Nevertheless, 2018 appears to have brought several years of annual growth of around 5% to a halt for Russkaya Kozha and has been, according to the group chairman, “really hard”. Production volumes will remain at the same level as in preceding years, even if the revenues the leather manufacturing operation brings in decline. “There won’t be any growth,” he accepts, “but the last quarter will bring us back to the production levels of earlier years, in spite of the fact that, after the first nine months of 2018, production levels were down by around 2%. Our exports to Europe are down slightly, but the level of business here in Russia is roughly the same. We stopped production twice in the summer, for ten days each time. The workers always have some time off in the summer and we use the time for maintenance, but this summer it was twice. We put in the new drums and other new technology during these stoppages. With this in mind, and in this environment, I would say that achieving the same volume is very good.”
A challenge to suppliers
For much of the Ryazan tannery’s beamhouse operation, it uses chemicals from local suppliers. But for tanning, retanning and finishing, it sources from international suppliers, including Lanxess, Zschimmer and Schwarz, Stahl and TFL. It is probably with TFL that the Russian leather manufacturer has the strongest relationship; the chemicals company even has its only laboratory in eastern Europe located on the site, although it serves all customers in the region from there, without favour. This set-up is the result of a long-term partnership. “Fifteen years ago,” says deputy director Vitaly Selivanov, “a TFL director came to visit and we asked him what we needed to do to move forward and he gave us good advice. So we suggested to him that he open a laboratory here for the benefit of all the tanners in this region. He decided to accept that offer and we have continued to have the support of TFL since then.”

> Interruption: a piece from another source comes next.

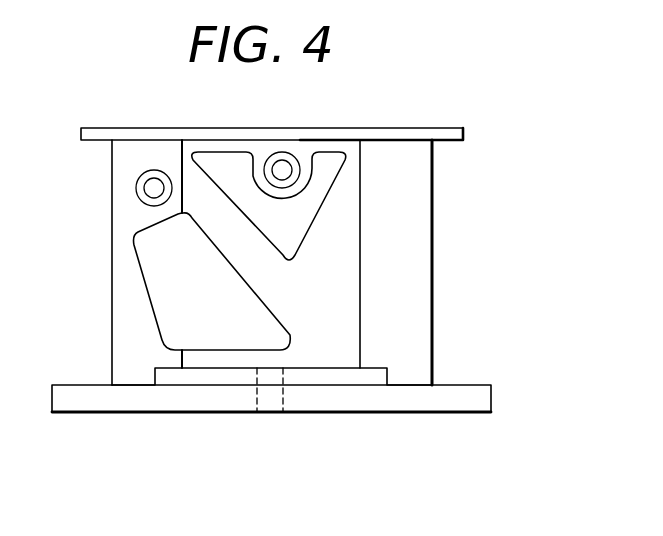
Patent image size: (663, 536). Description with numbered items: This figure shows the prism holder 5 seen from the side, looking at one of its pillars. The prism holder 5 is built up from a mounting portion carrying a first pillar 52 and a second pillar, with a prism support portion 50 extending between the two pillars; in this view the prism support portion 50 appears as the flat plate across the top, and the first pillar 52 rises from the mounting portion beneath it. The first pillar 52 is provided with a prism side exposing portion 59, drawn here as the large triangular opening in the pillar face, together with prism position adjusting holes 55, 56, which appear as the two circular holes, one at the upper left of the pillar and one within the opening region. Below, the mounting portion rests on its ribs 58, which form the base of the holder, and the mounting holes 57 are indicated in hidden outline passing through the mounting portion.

There are areas in which the Russkaya Kozha leadership team would still like to see innovation from suppliers. Knowing what best to do with chrome-shavings, for example, is a problem. It knows about projects that encourage tanners to use chrome-shavings to generate new retanning agents, but believes it is still too soon to say if this is a workable idea for the facility in Ryazan. The principle of putting all waste to use is good, the company states, and it hopes leather chemical manufacturers will devote more time and effort to addressing this topic on tanners’ behalf. For tanning machinery manufacturers, the team’s main request is that they make longer-lasting machines. “We have had to tell machinery manufacturers in the past that we will only buy the machine they have shown us if they alter it to use more stainless steel, just so that it will last longer,” Igor Surin says. “Leather is long-lasting; machinery manufacturers need to make sure their technology is too.” In addition, he and his colleagues would like to see further innovations for eliminating manual labour and moving the leather industry towards greater automation.